One wonders why any more trials of laparoscopic colposuspension should be performed at all, although the authors call for future randomized studies comparing different laparoscopic techniques such as suture versus staples and mesh. If the goal is to provide effective, “minimally invasive” surgery for incontinence, with traditional slings updated to include TVT and now TOT, it seems we already have reasonably good alternatives—with the caveat, “pending further studies,” especially for long-term results of the new techniques.

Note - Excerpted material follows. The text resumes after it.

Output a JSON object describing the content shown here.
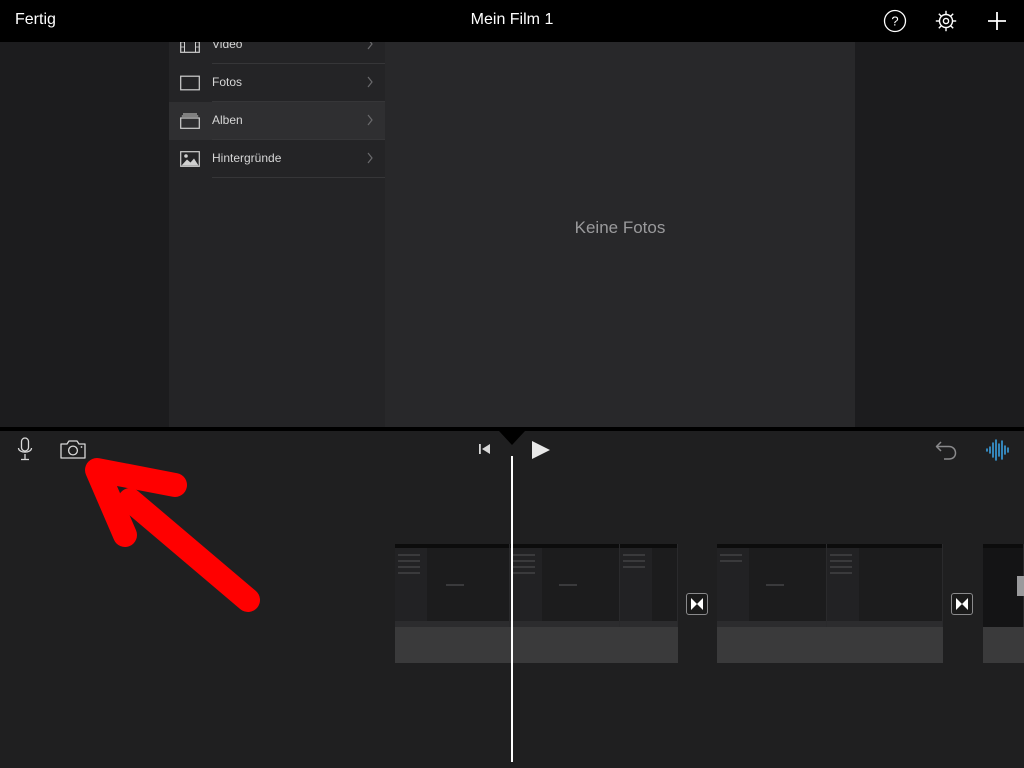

Clinicians who prefer slings have always wondered why laparoscopy—with 3 or 4 abdominal ports, pneumoperitoneum, and general anesthesia—was seen as minimally invasive. Not that laparoscopic continence procedures should never be performed, but it seems likely that they will occupy a narrow niche in the range of surgeries for stress incontinence in women.

Watch for these 2 reports

In other incontinence news, look for results from 2 important trials in 2006:

 

 

  • Burch versus sling in 650 women with stress incontinence; performed by the Urinary Incontinence Treatment Network (an NIH-funded network of 9 clinical sites).
  • Burch versus no Burch in 480 women without stress incontinence symptoms with advanced prolapse undergoing abdominal sacral colpopexy; performed by the Pelvic Floor Disorders Network (an NIH-funded network of 7 clinical sites).

A reminder: Inform the patient

We all want better results of surgical treatment in our patients and, to accomplish that, we need surgical experimentation, which I wholeheartedly support. But such research must be carried out with the patient’s knowledge that she is receiving new and experimental therapy. To do otherwise is unethical.

Dr. Weber serves as an NIH consultant, and reports no other financial relationships in any other capacity.